At the end the startup phase, the environment is usable just like the production environment, either through our REST API or through the web UI. A web browser (or REST client) pointed at https://www-1234.test_envs.internal.skytap.com from within the corporate network will function like the production platform, assuming that ‘1234’ is the configuration ID of the newly-started test environment.
Phase four is simple for our end-user — but there’s a lot of stuff that needs to happen to make this function transparently for all of the concurrently running test environments. In the upcoming blog entry, Dynamically Multiplexing Disposable Prod Clones, we’ll discuss the details of how this works.
Did this really make life easier?
In short: yes, and it continues to improve.
The usability enhancements have been delivered iteratively over the lifecycle of the Jenga project, so our users haven’t always enjoyed ease of use in all of the problem areas we outlined. Setting up a basic customer account began relatively early in the project, for example, but injecting fixtures for user data didn’t happen until much later. With each milestone, however, ease of use and production parity have improved.
Until recently (early 2017), test environment owners were expected to configure local hosts files to use the web UI and REST API for their environment and to whitelist self-signed SSL certificates. This was tedious, and made people reluctant to discard their ‘pet’ environment in favor of launching from a fresh template; enhancements in the environment startup phase have greatly improved this experience, and consequently, engineers are more likely to be running an up-to-date environment.

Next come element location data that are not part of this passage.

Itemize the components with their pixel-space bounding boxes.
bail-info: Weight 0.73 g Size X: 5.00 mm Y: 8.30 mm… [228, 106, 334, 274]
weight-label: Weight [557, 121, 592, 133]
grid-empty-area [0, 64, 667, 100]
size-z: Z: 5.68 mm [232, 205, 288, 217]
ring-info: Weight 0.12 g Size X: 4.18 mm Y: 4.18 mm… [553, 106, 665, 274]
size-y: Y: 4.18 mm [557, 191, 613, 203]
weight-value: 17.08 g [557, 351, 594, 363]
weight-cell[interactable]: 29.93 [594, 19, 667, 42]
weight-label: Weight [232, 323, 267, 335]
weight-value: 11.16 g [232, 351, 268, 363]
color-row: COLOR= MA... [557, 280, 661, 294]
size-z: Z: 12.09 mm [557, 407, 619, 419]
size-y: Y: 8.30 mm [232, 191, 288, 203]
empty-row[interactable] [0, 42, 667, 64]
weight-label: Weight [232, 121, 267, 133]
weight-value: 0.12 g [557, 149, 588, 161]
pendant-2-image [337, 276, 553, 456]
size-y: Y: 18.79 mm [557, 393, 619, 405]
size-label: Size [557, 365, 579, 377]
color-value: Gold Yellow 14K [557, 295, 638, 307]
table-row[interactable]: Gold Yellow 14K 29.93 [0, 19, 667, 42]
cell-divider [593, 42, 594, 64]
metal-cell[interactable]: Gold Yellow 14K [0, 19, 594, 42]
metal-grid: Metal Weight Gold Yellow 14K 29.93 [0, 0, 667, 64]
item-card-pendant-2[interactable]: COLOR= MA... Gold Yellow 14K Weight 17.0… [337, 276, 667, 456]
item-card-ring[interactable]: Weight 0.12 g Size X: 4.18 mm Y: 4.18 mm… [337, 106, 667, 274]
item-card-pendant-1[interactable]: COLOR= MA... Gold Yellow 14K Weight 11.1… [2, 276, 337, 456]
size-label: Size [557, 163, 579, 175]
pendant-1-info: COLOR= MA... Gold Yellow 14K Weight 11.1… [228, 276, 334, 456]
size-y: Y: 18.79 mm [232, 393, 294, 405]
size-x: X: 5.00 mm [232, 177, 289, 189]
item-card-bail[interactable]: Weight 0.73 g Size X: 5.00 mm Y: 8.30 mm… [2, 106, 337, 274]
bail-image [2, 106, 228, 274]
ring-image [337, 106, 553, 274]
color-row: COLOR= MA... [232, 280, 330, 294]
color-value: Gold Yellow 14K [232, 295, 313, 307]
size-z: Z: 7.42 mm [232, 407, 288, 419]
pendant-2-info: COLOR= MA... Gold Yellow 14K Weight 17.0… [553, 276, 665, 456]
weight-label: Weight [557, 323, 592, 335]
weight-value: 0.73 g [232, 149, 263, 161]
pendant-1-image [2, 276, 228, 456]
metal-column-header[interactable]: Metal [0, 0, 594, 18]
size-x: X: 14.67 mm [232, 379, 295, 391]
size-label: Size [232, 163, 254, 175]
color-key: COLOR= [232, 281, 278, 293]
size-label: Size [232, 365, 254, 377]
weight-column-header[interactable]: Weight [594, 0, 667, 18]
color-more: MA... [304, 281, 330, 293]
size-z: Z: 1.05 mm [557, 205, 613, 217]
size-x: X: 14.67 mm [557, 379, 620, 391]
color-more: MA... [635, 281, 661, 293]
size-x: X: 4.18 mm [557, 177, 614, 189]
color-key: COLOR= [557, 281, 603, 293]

Prior to our post-bootstrap configuration enhancements, testing things like VM hosting (which, unsurprisingly, is a primary function of the Skytap Cloud platform), required the environment owner to import a VM image. This is time-consuming. Having the ability to launch VM’s and use the platform to manage those VM without any preliminary work has greatly improved usability, and has given us additional confidence that the platform in the freshly delivered templates is at least minimally functional.
Without organic user data in environments, functional tests would require either manual administrative action, or some external test driver to establish fixture data—baking this into each template eliminates the need to repeat this for every environment, and again, improves usability.
Finally, by swapping out the automatic network that’s available during provisioning with a static configuration and sandboxed DNS, we were able to improve the flexibility to prototype new components within the environment — we can, for example, provide an FQDN to VM’s that are hosted within the test environment, or establish custom routing channels for things like testing the effects of intermittent network failures.
With each of these accommodations in place, we’ve seen two behaviors emerge for test environments: First, they’re used much more extensively (to the point where our efforts are shifting away from usability and towards capacity management), and second: problems are being identified and corrected very early in the lifecycle of a given release.
Even within Skytap Cloud, we continue to be impressed by the flexibility that our platform can deliver. Acting as our own customer, and continuously producing and using complex environments on the Skytap Cloud platform itself has afforded us opportunities to understand how to build and deliver software with Skytap Cloud as a cornerstone. Enhanced usability for the product that we’re running in Skytap Cloud has, in turn, exposed us to the sorts of challenges that our customers may face (and solve) with our platform.
We look forward to hearing more about the amazing things our customers build using Skytap Cloud!